A new phishing campaign codenamed ‘Ducktail’ is underway, targeting professionals on LinkedIn to take over Facebook business accounts that manage advertising for the company.
The operators of Ducktail have a narrow targeting scope and select their victims carefully, trying to find people who have admin privileges on their employer’s social media accounts.
The discovery of this campaign comes from researchers at WithSecure, who have been tracking what they believe to be a Vietnamese threat actor since 2021, and collected evidence of activity dating going back to 2018.
This means that Ducktail has been underway for at least a year and might have been active for almost four years now.
Stealing Facebook accounts
The threat actor reaches out to employees on LinkedIn who could have Facebook business account access, for example, people listed as working in “digital media” and “digital marketing” as their roles.
As part of the conversations with a potential target, the threat actors use social engineering and deception to convince them to download a file hosted on a legitimate cloud hosting service like Dropbox or iCloud.
The downloaded archive contains JPEG image files relevant to the discussion between the scammer and the employee but also includes an executable made to appear like a PDF document.
This file is actually a .NET Core malware that contains all the required dependencies, allowing it to run on any computer, even those without the .NET runtime installed.
When executed, the malware scans for browser cookies on Chrome, Edge, Brave, and Firefox, collects system information, and eventually targets Facebook credentials.
“The malware directly interacts with various Facebook endpoints from the victim’s machine using the Facebook session cookie (and other security credentials that it obtains through the initial session cookie) to extract information from the victim’s Facebook account,” explains WithSecure in the report.
The requests to Facebook’s endpoints appear authentic as they originate from the victim’s browser using a valid session cookie.
The malware crawls various Facebook pages to capture multiple access tokens and uses them for unobstructed endpoint interaction at later stages.
The stolen information includes the cookies, IP address, account information (name, email, birthday, user ID), 2FA codes, and geolocation data, essentially allowing the threat actor to continue this access from their machine.

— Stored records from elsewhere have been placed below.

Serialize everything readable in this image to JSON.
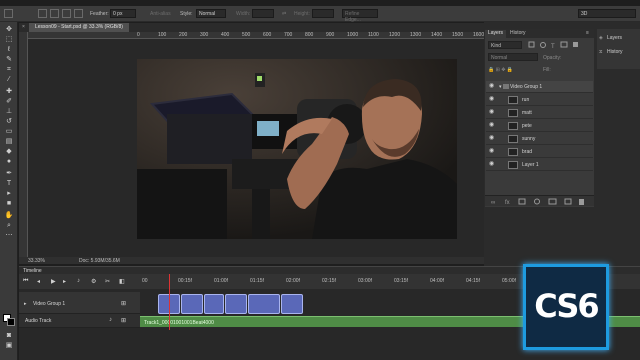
{
  "options_bar": {
    "feather_label": "Feather:",
    "feather_value": "0 px",
    "anti_alias": "Anti-alias",
    "style_label": "Style:",
    "style_value": "Normal",
    "width_label": "Width:",
    "height_label": "Height:",
    "refine_edge": "Refine Edge...",
    "workspace": "3D"
  },
  "document": {
    "tab_title": "Lesson09 - Start.psd @ 33.3% (RGB/8)",
    "ruler_ticks": [
      "0",
      "100",
      "200",
      "300",
      "400",
      "500",
      "600",
      "700",
      "800",
      "900",
      "1000",
      "1100",
      "1200",
      "1300",
      "1400",
      "1500",
      "1600",
      "1700",
      "1800",
      "1900"
    ],
    "zoom": "33.33%",
    "doc_size": "Doc: 5.93M/35.6M"
  },
  "layers_panel": {
    "tabs": [
      "Layers",
      "History"
    ],
    "kind_label": "Kind",
    "blend_mode": "Normal",
    "opacity_label": "Opacity:",
    "fill_label": "Fill:",
    "group_name": "Video Group 1",
    "layers": [
      "run",
      "matt",
      "pete",
      "sunny",
      "brad",
      "Layer 1"
    ]
  },
  "side_panel": {
    "buttons": [
      "Layers",
      "History"
    ]
  },
  "timeline": {
    "title": "Timeline",
    "times": [
      "00",
      "00:15f",
      "01:00f",
      "01:15f",
      "02:00f",
      "02:15f",
      "03:00f",
      "03:15f",
      "04:00f",
      "04:15f",
      "05:00f",
      "05:15f"
    ],
    "video_track": "Video Group 1",
    "audio_track": "Audio Track",
    "audio_clip": "Track1_00001001001Beat4000"
  },
  "badge": {
    "text": "CS6"
  },
  "colors": {
    "clip": "#5a68b8",
    "audio": "#4f8c46",
    "badge_border": "#1e9be0"
  }
}
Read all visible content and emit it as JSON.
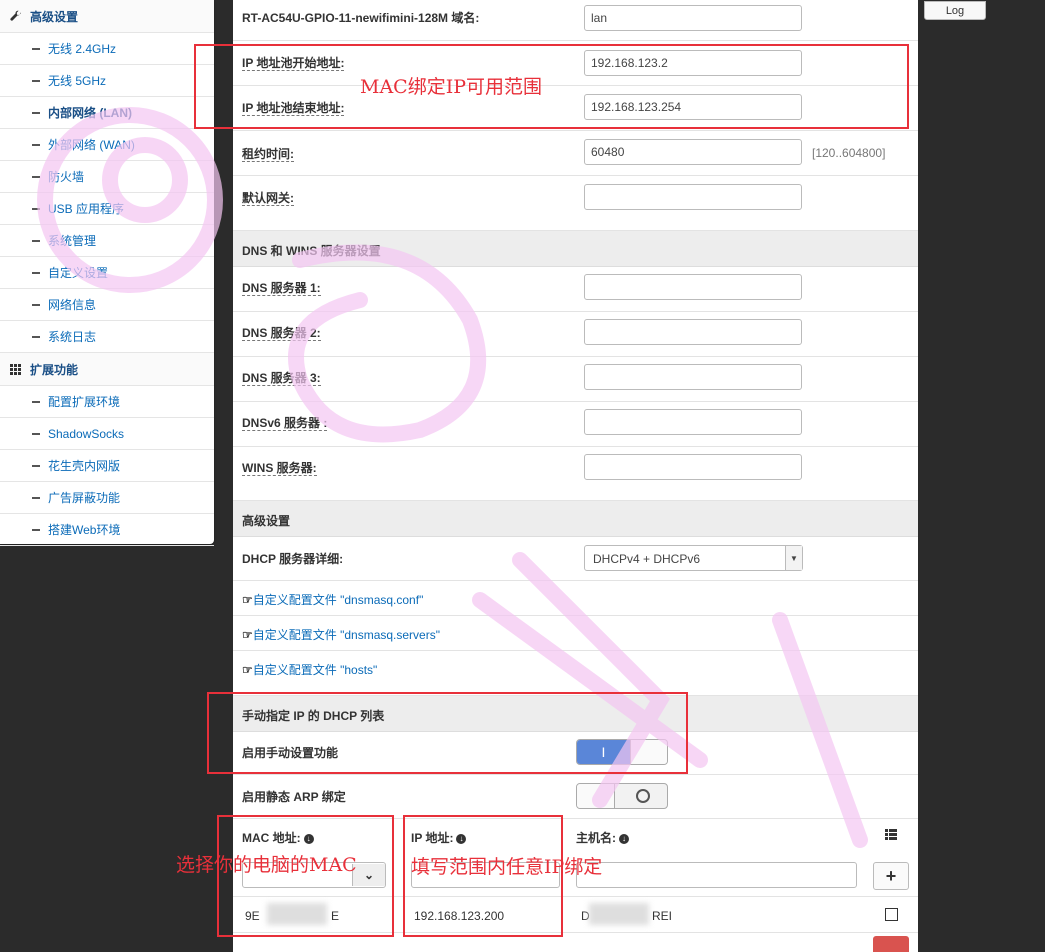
{
  "sidebar": {
    "sections": [
      {
        "title": "高级设置",
        "icon": "wrench-icon",
        "items": [
          "无线 2.4GHz",
          "无线 5GHz",
          "内部网络 (LAN)",
          "外部网络 (WAN)",
          "防火墙",
          "USB 应用程序",
          "系统管理",
          "自定义设置",
          "网络信息",
          "系统日志"
        ]
      },
      {
        "title": "扩展功能",
        "icon": "grid-icon",
        "items": [
          "配置扩展环境",
          "ShadowSocks",
          "花生壳内网版",
          "广告屏蔽功能",
          "搭建Web环境"
        ]
      }
    ],
    "active_item": "内部网络 (LAN)"
  },
  "log_button": "Log",
  "form": {
    "domain_label": "RT-AC54U-GPIO-11-newifimini-128M 域名:",
    "domain_value": "lan",
    "pool_start_label": "IP 地址池开始地址:",
    "pool_start_value": "192.168.123.2",
    "pool_end_label": "IP 地址池结束地址:",
    "pool_end_value": "192.168.123.254",
    "lease_label": "租约时间:",
    "lease_value": "60480",
    "lease_hint": "[120..604800]",
    "gateway_label": "默认网关:",
    "gateway_value": "",
    "dns_section": "DNS 和 WINS 服务器设置",
    "dns1_label": "DNS 服务器 1:",
    "dns2_label": "DNS 服务器 2:",
    "dns3_label": "DNS 服务器 3:",
    "dnsv6_label": "DNSv6 服务器 :",
    "wins_label": "WINS 服务器:",
    "advanced_section": "高级设置",
    "dhcp_detail_label": "DHCP 服务器详细:",
    "dhcp_detail_value": "DHCPv4 + DHCPv6",
    "link_dnsmasq_conf": "自定义配置文件 \"dnsmasq.conf\"",
    "link_dnsmasq_servers": "自定义配置文件 \"dnsmasq.servers\"",
    "link_hosts": "自定义配置文件 \"hosts\"",
    "manual_section": "手动指定 IP 的 DHCP 列表",
    "enable_manual_label": "启用手动设置功能",
    "enable_manual_state": "I",
    "static_arp_label": "启用静态 ARP 绑定",
    "table": {
      "col_mac": "MAC 地址:",
      "col_ip": "IP 地址:",
      "col_host": "主机名:",
      "row": {
        "mac_start": "9E",
        "mac_end": "E",
        "ip": "192.168.123.200",
        "host_start": "D",
        "host_end": "REI"
      }
    }
  },
  "annotations": {
    "mac_range": "MAC绑定IP可用范围",
    "select_mac": "选择你的电脑的MAC",
    "fill_ip": "填写范围内任意IP绑定"
  },
  "colors": {
    "accent": "#e8303a",
    "link": "#0b6bb8",
    "toggle_on": "#5a86d8",
    "watermark": "#f4c6f2"
  }
}
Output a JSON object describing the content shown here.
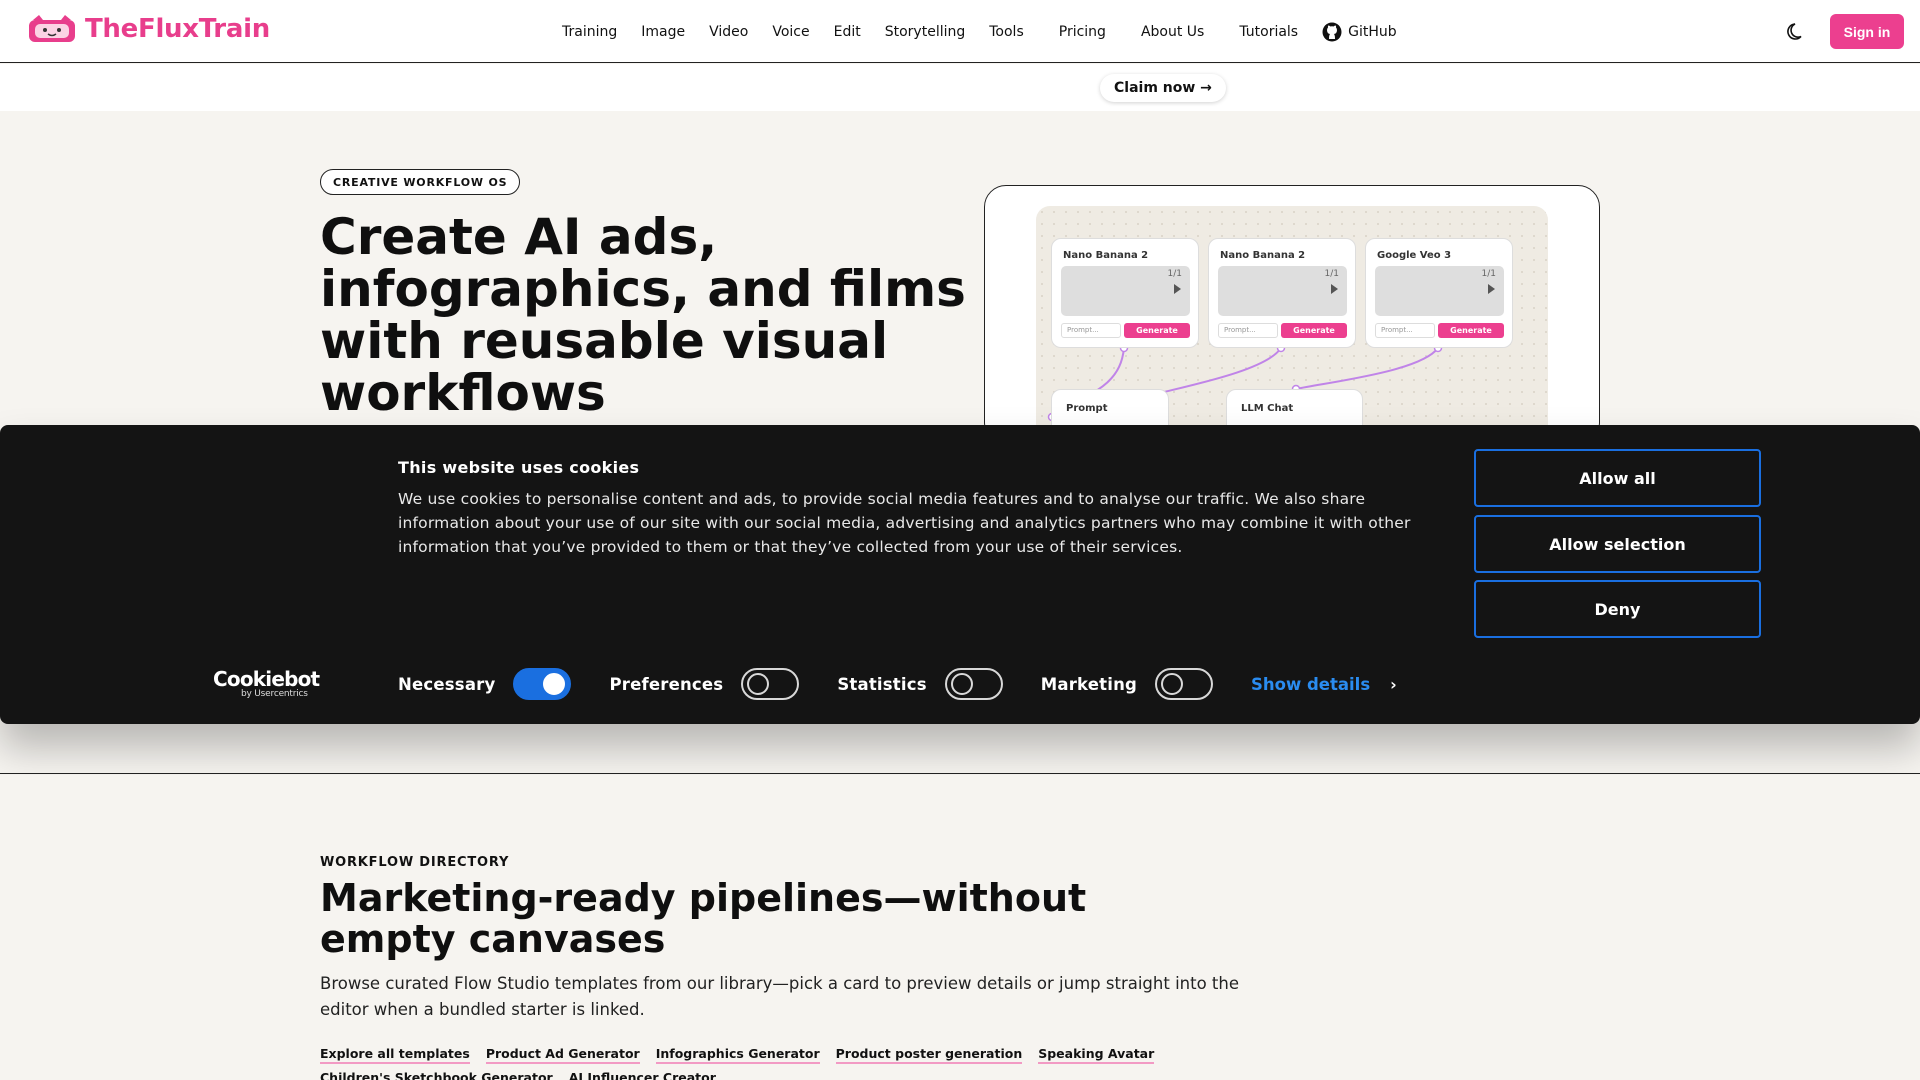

Business-specific details stolen from the compromised account include the verification status, advertising limit, users list, client list, ID, currency, payment cycle, the amount spent, and the adtrust DSL (dynamic spend limit).
The data is eventually exfiltrated through Telegram bots and takes place between set periods, or when Facebook accounts are stolen, the malware process exits, or when the malware crashes.
Hijacking the Facebook account
Not only does the malware steal information from victims’ Facebook accounts, but they also hijack them by adding the threat actor’s email address to the compromised Facebook Business account. When adding the user, they add permissions allowing the threat actors full access to the account.
The threat actors then leverage their new privileges to replace the set financial details so that they could direct payments to their accounts or run Facebook Ad campaigns with money from the victimized firms.
WithSecure believes that the motive of the Ducktail operators is financial, going for easy profits in an environment where it would take some time to discover the fraud and stop it.
Notably, we saw a similarly sophisticated automated account stealing and session token verification approach from an information-stealer named FFDroider in April 2022.